I swirched to fairphone almost exclusively because their phone has an easily swappable battery (it’s very modular and easily repairable on top of that)
But if I’m not mistaken then there are new EU regulations coming that demand all batteries be replaceable, so hopefully this won’t be an issue for much longer
The first thing I did with my Fairphone was to root it, and tweak the internal BMS/charge controller settings via a terminal. My ~4 year old device battery pretty much still runs like new, still get 2 days of standby.
From what I read on the FP forums though, users running stock tend to swap out their batteries every 1-2 years, like I had to on my old Galaxy S5. Most manufacturers’ default battery charge profiles target the longest runtime, causing batteries to really degrade quickly.
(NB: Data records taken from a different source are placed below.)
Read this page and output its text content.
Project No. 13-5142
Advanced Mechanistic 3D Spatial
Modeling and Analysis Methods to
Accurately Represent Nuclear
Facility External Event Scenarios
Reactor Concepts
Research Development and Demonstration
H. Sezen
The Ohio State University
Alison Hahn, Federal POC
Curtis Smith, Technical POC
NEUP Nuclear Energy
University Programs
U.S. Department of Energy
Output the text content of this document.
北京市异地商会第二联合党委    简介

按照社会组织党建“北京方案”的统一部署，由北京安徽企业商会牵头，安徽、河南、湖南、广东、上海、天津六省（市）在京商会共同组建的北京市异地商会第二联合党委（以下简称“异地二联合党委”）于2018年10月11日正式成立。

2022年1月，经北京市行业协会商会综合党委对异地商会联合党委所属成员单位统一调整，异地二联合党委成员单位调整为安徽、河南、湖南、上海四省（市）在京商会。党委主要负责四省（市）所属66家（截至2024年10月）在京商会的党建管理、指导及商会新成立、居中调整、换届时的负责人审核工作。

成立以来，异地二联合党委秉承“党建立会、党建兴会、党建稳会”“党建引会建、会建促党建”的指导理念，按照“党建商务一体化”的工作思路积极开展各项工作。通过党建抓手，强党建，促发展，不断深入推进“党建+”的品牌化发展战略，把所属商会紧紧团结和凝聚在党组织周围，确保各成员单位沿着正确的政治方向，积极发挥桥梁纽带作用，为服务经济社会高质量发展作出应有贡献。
For consumers that upgrade every 1-2y they won’t notice this issue, but for those of us who want their phone to last longer than that, we notice this really quickly… in these cases having a swappable battery is a must
On the topic of modularity, I had my FP’s vibration motor die on me, that was a very easy fix of literally opening up the device, swapping the module, and done. Absolutely love it!
On my device the charge is set to cut off at 91%, with the maximum charge current set to 500mA. If I’m in a hurry though I typically boost the max current to 1.1A, or the manufacturer’s 2.7A if absolutely necessary (although I think that’s a bit high personally).
To be honest a 1A max charge current would be a good balance between charge time and battery longevity IMO - the main purpose of the lower charge current is to reduce internal battery heat during charging, change the growth characteristics of lithium dendrite clumping within the battery, and reduce the chance of the battery swelling.
I also try to not discharge below 30%.
I’m not an expert on any of this at all though, I just mainly follow Battery University and some takeaways from a handful of research papers analyzing Lithium-based batteries
They don’t have to. Nobody designs their apps to work with specific ROMs, they design it to work with Android. Custom ROMs are still android ROMs, they’re just managed by open source communities instead of phone OEMs.
But if you have the 'wrong' version of android, the app will simply refuse to work. These kinds of apps are understandably picky because of security. And you can't expect banks/governments to make exceptions for a small minority who uses a custom version of android.
That does not depend on the version, but on google’s safetynet. Apps can check with it if your phone runs an approved installation, which means not just being limited to the original ROM, but one that still contains all the garbage data mining apps that will also drain your battery and your mobile data plan, besides taking away your privacy.
Who do you think that custom ROMs don’t use the latest version of Android?
And what do you think “custom version of Android” means? Every single android phone OEM needs to make their own ROMs. Are they all running custom android? Even Google pixels?